Elle a aussi été une des premières à utiliser la nudité, tout d’abord pour une raison pratique : travaillant en Californie où il fait très chaud, les danseurs avaient pris pour habitude de se dévêtir, elle s’est dit "pourquoi ne pas l’intégrer à mon travail". Cela a donné, en 1964, la pièce "Parade and changes", qui lui a valu des amendes pour comportements indécents car les danseurs utilisaient du papier kraft qu’ils déchiraient pour se vêtir. Le tout sur une musique de Morton Subotnick.

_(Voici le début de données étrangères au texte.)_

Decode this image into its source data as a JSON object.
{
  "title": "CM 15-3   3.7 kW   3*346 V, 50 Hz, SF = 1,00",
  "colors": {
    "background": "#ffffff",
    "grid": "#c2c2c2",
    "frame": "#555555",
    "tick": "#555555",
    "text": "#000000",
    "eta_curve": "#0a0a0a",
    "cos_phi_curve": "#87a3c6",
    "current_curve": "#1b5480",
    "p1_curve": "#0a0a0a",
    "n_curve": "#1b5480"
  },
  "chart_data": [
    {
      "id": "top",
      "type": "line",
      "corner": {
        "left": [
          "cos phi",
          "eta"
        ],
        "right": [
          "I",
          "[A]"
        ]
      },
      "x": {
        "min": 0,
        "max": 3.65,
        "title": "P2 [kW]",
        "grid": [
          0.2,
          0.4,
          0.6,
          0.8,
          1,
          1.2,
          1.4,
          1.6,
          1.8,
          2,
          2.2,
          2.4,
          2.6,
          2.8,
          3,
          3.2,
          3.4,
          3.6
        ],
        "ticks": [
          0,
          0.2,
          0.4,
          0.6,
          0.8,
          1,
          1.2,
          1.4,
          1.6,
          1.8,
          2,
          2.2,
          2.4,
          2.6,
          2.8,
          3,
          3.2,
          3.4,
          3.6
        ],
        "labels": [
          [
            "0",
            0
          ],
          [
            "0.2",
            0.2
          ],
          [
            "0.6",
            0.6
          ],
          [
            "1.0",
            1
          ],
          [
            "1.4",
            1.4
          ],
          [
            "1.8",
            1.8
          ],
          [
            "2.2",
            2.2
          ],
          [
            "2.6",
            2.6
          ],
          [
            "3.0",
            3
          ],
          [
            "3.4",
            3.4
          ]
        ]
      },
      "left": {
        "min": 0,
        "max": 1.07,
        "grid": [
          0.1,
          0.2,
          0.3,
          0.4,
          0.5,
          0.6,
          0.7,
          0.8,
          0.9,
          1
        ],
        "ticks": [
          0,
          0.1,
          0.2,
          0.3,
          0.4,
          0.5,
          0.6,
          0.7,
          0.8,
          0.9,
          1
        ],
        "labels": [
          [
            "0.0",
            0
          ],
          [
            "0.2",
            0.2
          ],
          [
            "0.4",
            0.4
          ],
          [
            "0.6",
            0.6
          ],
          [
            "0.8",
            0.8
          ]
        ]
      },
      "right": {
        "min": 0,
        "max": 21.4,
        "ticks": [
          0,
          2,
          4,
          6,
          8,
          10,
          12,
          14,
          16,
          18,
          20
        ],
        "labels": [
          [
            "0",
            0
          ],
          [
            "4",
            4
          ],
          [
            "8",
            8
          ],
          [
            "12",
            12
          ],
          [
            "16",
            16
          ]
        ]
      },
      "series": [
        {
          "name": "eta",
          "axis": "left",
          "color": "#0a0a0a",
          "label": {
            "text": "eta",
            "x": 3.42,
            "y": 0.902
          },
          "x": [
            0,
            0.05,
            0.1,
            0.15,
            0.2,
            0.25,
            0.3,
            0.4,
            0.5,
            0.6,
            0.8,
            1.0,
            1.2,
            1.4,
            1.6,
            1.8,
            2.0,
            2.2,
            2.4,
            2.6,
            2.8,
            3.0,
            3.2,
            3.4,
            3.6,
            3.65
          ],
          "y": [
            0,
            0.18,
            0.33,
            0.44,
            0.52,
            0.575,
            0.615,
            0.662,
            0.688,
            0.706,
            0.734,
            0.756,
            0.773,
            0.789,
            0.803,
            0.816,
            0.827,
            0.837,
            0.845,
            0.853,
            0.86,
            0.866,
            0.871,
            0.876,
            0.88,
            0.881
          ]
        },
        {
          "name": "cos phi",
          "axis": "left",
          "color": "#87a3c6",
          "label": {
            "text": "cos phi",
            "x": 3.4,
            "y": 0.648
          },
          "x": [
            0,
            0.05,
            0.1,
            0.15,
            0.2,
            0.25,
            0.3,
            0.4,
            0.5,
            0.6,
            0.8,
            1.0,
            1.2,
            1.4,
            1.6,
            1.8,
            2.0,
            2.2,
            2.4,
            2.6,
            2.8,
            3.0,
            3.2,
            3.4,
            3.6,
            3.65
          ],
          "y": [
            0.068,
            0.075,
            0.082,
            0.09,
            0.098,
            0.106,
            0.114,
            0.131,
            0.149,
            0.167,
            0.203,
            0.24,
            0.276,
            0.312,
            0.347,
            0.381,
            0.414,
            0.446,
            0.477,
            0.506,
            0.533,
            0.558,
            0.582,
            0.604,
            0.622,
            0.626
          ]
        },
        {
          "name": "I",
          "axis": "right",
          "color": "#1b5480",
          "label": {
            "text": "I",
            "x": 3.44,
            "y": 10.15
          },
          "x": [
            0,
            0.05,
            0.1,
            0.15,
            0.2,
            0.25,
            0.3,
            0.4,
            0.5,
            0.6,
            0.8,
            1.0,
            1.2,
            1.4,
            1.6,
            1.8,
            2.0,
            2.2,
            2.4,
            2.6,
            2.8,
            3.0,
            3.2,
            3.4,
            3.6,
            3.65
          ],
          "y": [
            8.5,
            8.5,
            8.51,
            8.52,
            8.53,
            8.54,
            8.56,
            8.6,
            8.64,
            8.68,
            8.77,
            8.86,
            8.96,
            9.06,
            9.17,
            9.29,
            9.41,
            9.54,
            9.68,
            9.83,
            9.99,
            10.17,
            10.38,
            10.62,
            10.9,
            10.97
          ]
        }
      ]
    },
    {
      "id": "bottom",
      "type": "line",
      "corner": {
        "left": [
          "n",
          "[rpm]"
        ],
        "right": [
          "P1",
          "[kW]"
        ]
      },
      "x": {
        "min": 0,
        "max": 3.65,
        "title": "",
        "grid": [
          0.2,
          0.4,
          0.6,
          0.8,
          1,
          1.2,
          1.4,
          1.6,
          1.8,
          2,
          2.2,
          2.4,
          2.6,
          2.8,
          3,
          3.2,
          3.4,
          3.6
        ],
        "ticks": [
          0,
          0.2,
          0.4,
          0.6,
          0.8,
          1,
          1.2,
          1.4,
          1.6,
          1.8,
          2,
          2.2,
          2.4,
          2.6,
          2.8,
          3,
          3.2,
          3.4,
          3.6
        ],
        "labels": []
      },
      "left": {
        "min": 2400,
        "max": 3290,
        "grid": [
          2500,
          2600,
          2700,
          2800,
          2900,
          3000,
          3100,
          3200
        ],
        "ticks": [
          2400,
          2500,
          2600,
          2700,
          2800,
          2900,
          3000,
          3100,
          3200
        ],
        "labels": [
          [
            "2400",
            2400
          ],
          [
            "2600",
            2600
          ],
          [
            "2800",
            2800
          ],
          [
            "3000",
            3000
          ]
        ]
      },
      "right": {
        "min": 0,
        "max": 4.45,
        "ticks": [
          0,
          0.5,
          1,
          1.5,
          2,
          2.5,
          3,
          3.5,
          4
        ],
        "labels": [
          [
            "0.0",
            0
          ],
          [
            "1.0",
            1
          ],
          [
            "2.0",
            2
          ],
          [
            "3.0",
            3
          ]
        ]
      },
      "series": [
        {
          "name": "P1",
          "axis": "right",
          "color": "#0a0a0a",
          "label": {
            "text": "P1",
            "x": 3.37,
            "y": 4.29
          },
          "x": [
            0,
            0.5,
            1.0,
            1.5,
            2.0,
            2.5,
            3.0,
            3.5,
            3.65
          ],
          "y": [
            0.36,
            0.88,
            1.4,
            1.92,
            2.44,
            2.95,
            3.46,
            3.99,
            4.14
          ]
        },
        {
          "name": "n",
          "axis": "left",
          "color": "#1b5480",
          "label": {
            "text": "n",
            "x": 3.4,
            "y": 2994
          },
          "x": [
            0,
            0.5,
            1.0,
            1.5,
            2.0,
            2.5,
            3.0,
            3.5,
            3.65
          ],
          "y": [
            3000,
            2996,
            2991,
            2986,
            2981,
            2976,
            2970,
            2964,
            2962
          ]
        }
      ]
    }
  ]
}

Cette pièce sera présentée sous forme de vidéo lors de l’exposition à Saint Etienne.

Son travail a dérangé artistiquement mais aussi politiquement.
Oui, car elle a aussi vécu les émeutes de Watts à Los Angeles dans les années 60. Elle a donc décidé de travailler avec des danseurs afro-américain, en disant : "Je n’ai pas de choses à leur dire mais c’est plutôt eux qui ont des choses à m’apprendre". Elle est allée travailler avec eux pendant un an, puis a fusionné ces danseurs avec sa propre troupe "blanche". Cela a donné la pièce "Celebration of us". Lors de la représentation, les spectateurs rentraient par deux files différentes, celle des noirs et celle des blancs, de même que les danseurs qui, une fois à l’intérieur, se réunissaient pour interpréter la pièce. Ce qui lui a valu la perte de toutes ses subventions.

A-t-elle travaillé sur d’autres thématiques liées au corps ?
Oui, d’autant plus qu’elle a toujours fait un parallèle entre les évènements sa vie et son œuvre. Dans les années 70, atteinte d’un cancer, elle décide de le danser. Elle ne veut donc plus courir les scènes internationales mais travailler avec des gens malades. Son but est de donner du plaisir avec un corps qui est en train de lâcher. Elle continuera ce travail, dans les années 80 et 90, avec des malades du sida. Elle affirme aujourd’hui : "J’ai dédié l’art à la vie".
Dernièrement, elle a rencontré un groupe de personnes âgées lors d’une manifestation à San Francisco, contre la guerre en Irak, avec lequel elle a monté le spectacle "rocking chair" car à une époque de la vie "on est plus rock’n’roll, on est rocking chair" (rire).

Lors du vernissage, mercredi 13 avril, il y aura d’autres interventions dont la Cie "A’Cor’Rompu" et des lectures de Grisélidis Réal, artistes engagées dans le féminisme.
Le féminisme va tout à fait dans le sens d’Ana Halprin même si dans son travail elle ne l’a jamais brandi. Ce n’est pas quelqu’un qui revendique, c’est quelqu’un qui fait. Car les choses sont toujours plus faciles à dire qu’à faire. C’est la raison pour laquelle son oeuvre est totalement adaptée à l’esprit du festival.